Key Features & Benefits

This extension offers several practical features, including the automatic generation of TensorRT engines, which streamlines the user experience by reducing the complexity typically associated with model deployment. Users can also adjust the precision settings to optimize performance versus accuracy, ensuring that they can tailor the tool to meet specific project needs.

Advanced Functionalities

One of the standout capabilities of this tool is its ability to build TensorRT engines on-the-fly, which eliminates the need for manual configurations and makes it accessible for users who may not have extensive technical expertise.

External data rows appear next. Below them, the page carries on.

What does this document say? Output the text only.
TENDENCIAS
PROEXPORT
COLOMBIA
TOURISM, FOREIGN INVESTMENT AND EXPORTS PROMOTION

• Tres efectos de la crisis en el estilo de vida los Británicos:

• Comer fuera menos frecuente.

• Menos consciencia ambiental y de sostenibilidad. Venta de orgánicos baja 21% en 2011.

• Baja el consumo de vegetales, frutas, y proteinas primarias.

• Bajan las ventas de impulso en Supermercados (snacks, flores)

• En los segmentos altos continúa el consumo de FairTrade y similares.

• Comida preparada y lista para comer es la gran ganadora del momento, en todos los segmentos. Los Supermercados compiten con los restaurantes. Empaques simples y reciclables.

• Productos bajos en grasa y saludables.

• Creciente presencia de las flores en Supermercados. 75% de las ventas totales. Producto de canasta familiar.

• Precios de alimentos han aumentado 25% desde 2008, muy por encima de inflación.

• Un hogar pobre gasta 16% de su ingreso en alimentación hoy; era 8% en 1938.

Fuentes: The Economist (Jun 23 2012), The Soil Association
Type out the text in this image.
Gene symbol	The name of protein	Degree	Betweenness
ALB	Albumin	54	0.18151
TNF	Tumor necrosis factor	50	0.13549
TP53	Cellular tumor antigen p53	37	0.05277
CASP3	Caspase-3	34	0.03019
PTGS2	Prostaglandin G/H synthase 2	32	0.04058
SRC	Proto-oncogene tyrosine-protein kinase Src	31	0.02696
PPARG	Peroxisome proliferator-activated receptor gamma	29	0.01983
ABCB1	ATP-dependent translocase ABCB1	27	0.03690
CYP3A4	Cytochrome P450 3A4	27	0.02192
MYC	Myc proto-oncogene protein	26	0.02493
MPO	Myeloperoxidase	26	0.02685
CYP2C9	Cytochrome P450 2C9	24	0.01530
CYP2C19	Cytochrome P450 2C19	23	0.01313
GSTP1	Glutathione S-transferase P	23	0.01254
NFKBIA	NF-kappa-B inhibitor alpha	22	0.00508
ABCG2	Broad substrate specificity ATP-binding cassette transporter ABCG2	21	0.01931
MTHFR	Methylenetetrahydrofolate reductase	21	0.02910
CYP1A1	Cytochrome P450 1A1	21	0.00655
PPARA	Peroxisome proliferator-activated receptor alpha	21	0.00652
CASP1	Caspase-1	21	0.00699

Additionally, the tool is optimized for high-performance GPUs, enabling it to handle demanding tasks with ease.

Practical Benefits

By incorporating this tool into their workflows, users can expect enhanced efficiency and control over their pose estimation processes. The speed improvements provided by TensorRT allow for real-time applications, which can significantly elevate the quality of projects that rely on accurate pose detection.

Credits/Acknowledgments

The development of this tool is attributed to contributions from the original authors of the Dwpose model and other related projects. It is released under the Creative Commons Attribution-NonCommercial-ShareAlike 4.0 International License.